Professor Sir Martin Hairer has won the 2021 Breakthrough Prize in Mathematics. Professor Hairer, Imperial College London, is recognised “for transformative contributions to the theory of stochastic analysis, particularly the theory of regularity structures in stochastic partial differential equations.”

He receives US$3 million and a trophy, to be presented at a live awards ceremony next year, and will engage in a program of lectures and discussions.

The Breakthrough Prizes are the largest prizes in science. They aim to “help scientific leaders gain freedom from financial constraints to focus fully on the world of ideas; to raise the profile and prestige of basic science and mathematics, fomenting a culture in which intellectual pursuits are validated; and to inspire the next generation of researchers to follow the lead of these extraordinary scientific role models.”

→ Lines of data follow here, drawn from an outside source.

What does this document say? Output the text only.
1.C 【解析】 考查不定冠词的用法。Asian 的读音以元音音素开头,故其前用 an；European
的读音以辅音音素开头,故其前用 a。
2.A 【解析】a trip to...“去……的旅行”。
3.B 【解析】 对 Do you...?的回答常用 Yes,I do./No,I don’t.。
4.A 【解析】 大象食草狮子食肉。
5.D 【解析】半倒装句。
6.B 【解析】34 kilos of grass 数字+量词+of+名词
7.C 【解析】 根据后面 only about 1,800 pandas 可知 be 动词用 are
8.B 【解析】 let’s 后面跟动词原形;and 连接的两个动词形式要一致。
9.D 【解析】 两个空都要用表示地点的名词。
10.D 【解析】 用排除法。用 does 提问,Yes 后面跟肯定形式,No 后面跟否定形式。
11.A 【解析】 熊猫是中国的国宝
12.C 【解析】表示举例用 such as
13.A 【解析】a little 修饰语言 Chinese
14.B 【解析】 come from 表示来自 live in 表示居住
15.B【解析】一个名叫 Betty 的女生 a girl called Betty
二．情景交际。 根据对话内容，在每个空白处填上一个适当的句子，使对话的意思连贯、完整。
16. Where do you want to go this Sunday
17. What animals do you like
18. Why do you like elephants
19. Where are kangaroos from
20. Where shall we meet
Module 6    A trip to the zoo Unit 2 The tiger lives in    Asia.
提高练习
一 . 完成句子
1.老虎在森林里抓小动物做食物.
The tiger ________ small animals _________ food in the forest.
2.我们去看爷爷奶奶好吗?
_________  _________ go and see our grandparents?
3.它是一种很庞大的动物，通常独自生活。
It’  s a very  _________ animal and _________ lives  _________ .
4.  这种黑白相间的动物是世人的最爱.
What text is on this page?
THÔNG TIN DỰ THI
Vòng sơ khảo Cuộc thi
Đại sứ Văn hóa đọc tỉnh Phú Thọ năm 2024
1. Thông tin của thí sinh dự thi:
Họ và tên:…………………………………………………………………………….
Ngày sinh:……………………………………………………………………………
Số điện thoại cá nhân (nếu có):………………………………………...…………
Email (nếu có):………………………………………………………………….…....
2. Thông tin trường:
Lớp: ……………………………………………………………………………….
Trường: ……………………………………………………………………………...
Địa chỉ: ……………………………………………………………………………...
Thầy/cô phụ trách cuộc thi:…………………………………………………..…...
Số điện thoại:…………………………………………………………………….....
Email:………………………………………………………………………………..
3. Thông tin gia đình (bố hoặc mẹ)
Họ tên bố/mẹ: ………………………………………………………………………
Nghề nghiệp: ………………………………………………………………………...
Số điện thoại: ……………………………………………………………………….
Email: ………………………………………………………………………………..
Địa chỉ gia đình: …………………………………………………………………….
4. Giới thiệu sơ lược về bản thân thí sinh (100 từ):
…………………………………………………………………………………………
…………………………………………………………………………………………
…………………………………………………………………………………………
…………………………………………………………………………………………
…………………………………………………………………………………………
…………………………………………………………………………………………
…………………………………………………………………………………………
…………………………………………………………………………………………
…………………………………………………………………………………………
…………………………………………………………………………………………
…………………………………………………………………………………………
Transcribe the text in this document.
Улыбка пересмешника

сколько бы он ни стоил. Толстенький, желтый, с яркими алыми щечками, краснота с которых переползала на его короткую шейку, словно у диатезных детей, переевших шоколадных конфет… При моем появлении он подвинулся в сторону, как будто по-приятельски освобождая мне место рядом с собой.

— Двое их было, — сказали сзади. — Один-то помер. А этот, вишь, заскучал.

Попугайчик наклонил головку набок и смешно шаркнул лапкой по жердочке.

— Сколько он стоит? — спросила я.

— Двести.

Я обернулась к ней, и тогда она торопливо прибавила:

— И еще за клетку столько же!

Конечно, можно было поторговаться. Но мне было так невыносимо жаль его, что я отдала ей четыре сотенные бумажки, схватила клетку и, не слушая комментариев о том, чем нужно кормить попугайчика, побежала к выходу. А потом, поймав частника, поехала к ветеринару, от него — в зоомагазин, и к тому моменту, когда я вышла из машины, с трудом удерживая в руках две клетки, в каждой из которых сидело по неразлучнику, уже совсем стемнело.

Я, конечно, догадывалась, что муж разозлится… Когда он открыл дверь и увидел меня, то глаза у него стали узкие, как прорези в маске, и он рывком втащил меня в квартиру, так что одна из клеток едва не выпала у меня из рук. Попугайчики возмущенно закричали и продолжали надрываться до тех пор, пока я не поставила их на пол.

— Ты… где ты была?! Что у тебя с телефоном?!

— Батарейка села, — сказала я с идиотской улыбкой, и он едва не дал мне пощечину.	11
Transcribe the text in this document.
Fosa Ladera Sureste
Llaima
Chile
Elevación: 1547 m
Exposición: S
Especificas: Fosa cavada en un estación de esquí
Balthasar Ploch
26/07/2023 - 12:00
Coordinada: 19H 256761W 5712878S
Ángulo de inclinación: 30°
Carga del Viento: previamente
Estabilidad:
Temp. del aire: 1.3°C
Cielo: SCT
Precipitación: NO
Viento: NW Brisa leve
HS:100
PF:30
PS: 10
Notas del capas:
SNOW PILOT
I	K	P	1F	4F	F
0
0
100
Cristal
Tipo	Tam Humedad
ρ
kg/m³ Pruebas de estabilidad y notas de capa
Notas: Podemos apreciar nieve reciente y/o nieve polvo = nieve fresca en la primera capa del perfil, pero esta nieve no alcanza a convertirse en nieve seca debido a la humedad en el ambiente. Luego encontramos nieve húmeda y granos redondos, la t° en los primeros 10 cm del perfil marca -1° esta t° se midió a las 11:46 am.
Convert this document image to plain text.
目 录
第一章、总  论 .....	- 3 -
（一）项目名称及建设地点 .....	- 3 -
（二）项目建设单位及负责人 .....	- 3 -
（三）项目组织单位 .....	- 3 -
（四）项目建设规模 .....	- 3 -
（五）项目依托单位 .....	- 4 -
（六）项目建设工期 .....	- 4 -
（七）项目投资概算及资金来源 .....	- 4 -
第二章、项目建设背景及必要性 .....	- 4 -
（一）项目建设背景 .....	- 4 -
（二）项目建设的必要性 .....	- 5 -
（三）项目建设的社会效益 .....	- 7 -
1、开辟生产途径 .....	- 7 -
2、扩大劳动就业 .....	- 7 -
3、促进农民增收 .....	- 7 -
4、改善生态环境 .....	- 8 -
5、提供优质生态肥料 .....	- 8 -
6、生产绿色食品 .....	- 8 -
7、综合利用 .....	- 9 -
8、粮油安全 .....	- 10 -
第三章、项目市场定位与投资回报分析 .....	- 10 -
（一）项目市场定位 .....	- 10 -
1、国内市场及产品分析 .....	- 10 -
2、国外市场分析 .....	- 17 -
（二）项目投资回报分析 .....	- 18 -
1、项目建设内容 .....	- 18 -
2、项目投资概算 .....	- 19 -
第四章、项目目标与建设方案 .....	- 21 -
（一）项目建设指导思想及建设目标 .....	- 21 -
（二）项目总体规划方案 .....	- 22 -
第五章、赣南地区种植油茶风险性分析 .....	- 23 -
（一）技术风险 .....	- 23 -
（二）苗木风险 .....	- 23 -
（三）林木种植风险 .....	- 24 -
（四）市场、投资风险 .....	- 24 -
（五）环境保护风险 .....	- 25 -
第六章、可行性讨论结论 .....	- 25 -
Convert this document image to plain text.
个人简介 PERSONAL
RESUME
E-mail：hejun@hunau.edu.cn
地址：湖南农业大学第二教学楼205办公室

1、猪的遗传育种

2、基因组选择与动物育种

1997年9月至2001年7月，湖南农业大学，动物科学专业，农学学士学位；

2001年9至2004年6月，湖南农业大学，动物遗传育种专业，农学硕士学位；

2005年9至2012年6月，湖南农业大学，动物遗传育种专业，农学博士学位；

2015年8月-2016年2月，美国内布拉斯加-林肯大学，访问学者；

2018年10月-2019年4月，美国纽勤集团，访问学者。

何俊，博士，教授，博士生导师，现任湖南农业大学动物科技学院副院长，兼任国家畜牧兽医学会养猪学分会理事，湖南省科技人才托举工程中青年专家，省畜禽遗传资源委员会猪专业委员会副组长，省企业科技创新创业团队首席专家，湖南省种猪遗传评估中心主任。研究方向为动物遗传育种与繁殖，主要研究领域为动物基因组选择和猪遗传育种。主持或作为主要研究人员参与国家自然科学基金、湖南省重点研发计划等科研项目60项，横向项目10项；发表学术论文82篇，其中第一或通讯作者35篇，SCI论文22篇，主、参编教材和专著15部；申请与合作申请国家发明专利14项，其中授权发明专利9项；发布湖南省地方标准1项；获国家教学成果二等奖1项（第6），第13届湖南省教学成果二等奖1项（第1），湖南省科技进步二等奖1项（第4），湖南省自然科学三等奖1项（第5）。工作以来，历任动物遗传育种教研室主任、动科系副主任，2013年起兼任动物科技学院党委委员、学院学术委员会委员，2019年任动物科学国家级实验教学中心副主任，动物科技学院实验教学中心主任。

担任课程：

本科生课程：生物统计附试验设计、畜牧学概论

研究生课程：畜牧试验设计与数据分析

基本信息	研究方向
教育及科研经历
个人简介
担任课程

An interview with Professor Hairer, including more detail about his research, his inspiration, and what it feels like to win, is here.

Also among this year’s three Maryam Mirzakhani New Frontiers Prize winners are Nina Holden, ETH Zurich (for work in random geometry, particularly on Liouville Quantum Gravity as a scaling limit of random triangulations) and Lisa Piccirillo, MIT, (for resolving the classic problem that the Conway knot is not smoothly slice—see Radu’s Rides here).